Causes of domestic abuse
Many people will try to blame domestic abuse on a variety of factors, and although these factors may increase the likelihood of domestic abuse, they are not the cause of domestic abuse.
Domestic abuse is a matter of choice for perpetrators. They choose to exert power and control over their victims.
False Causes of Domestic Abuse:
Abused as a child
Many people who are abusive towards their families or partners come from families with no history of abuse. Many families in which abuse occurs do not produce abusive men or women. The family is not the only formative influence on behaviour. Blaming abuse on a person’s own experience can offer an excuse for it, but it denies the experiences of the majority of individual survivors of abuse who do not go on to abuse others.
Lack of control
Most violent people are able to control themselves not to abuse in public or in front of other people, not to cause injuries where they will show and only to be abusive within their family. This is not uncontrolled behaviour. Domestic abuse is not just about physical violence. It is a systematic pattern of controlling behaviour ranging from controlling household finances to not allowing their family member to leave the house.
Drugs and alcohol
Domestic abuse cannot be blamed on drugs or alcohol consumption. Some perpetrators may have been drinking or taking drugs when they are abusive, but many have not. Also they are not generally abusing everyone; they are able to control their behaviour so that it is only towards their partners or family members.
Domestic abuse is far more prevalent however in households where alcohol or drugs are being misused and it is common for alcohol or drugs to be used by victims of abuse as a coping strategy to deal with the abuse they are experiencing.
Stress
Much like drugs and alcohol, stress is not a cause of domestic abuse. Abuse is a choice, intended to gain power and control over the victim.
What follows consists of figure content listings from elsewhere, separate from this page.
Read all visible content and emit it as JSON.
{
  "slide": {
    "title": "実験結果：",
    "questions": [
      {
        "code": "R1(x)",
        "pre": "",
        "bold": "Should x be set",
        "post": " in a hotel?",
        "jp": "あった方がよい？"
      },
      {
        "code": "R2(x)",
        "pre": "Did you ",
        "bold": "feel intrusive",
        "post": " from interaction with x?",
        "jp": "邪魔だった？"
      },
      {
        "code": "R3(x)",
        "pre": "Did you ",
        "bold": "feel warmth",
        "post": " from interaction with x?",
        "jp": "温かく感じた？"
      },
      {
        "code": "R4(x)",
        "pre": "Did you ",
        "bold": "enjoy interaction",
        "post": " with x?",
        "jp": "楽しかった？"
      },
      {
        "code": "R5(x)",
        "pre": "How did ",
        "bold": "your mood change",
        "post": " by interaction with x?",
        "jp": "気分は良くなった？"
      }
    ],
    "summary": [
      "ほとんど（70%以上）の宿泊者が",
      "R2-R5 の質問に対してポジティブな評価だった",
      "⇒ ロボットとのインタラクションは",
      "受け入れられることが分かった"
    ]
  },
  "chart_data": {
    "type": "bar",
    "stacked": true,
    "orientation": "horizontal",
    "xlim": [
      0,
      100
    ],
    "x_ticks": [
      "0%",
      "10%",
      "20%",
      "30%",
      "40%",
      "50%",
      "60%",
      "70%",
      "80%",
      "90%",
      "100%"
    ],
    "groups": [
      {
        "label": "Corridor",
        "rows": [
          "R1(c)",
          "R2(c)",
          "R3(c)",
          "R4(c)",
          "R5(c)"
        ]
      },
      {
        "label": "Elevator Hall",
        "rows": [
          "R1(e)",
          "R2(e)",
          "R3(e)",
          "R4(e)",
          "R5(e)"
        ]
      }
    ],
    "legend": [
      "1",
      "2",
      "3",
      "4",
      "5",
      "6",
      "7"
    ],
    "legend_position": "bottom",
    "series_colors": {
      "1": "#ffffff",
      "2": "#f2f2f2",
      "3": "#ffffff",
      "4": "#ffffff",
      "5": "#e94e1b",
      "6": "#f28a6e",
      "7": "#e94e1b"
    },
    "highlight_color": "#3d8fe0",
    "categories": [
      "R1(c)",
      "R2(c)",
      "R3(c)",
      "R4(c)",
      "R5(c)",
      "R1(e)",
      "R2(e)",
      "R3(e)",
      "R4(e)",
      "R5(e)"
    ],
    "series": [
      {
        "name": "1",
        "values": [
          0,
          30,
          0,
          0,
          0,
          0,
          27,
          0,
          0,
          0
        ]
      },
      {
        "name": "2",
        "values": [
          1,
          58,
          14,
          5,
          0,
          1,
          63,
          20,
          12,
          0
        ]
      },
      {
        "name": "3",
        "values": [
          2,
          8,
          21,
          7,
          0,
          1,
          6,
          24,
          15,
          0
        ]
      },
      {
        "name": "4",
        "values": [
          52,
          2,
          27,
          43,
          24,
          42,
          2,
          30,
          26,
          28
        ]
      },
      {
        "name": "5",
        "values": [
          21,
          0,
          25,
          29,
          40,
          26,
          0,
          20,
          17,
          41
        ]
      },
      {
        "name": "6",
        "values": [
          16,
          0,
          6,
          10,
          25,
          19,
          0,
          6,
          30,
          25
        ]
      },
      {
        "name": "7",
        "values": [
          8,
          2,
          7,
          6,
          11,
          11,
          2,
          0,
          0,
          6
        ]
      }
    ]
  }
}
Generally perpetrators of domestic abuse, regardless of how stressed they are, are able to limit their abusive behaviour to their chosen victim/s. There are also many extremely stressed people who are not abusive, and many perpetrators who are not stressed!
Mental health
Mental health problems are more likely to be caused by domestic abuse than the other way round.
Like the other factors listed here, mental health issues are not the cause of domestic abuse if the abuse is planned, controlled and limited only to a specific person or small number of people within the family setting.
Some mental health problems do lead to violent behaviour but this is uncontrolled and unpredictable. This does not make it acceptable and victims of abuse in this way still need to be offered safety and protection.
People with mental health problems are more likely to be victims of violence than perpetrators of it.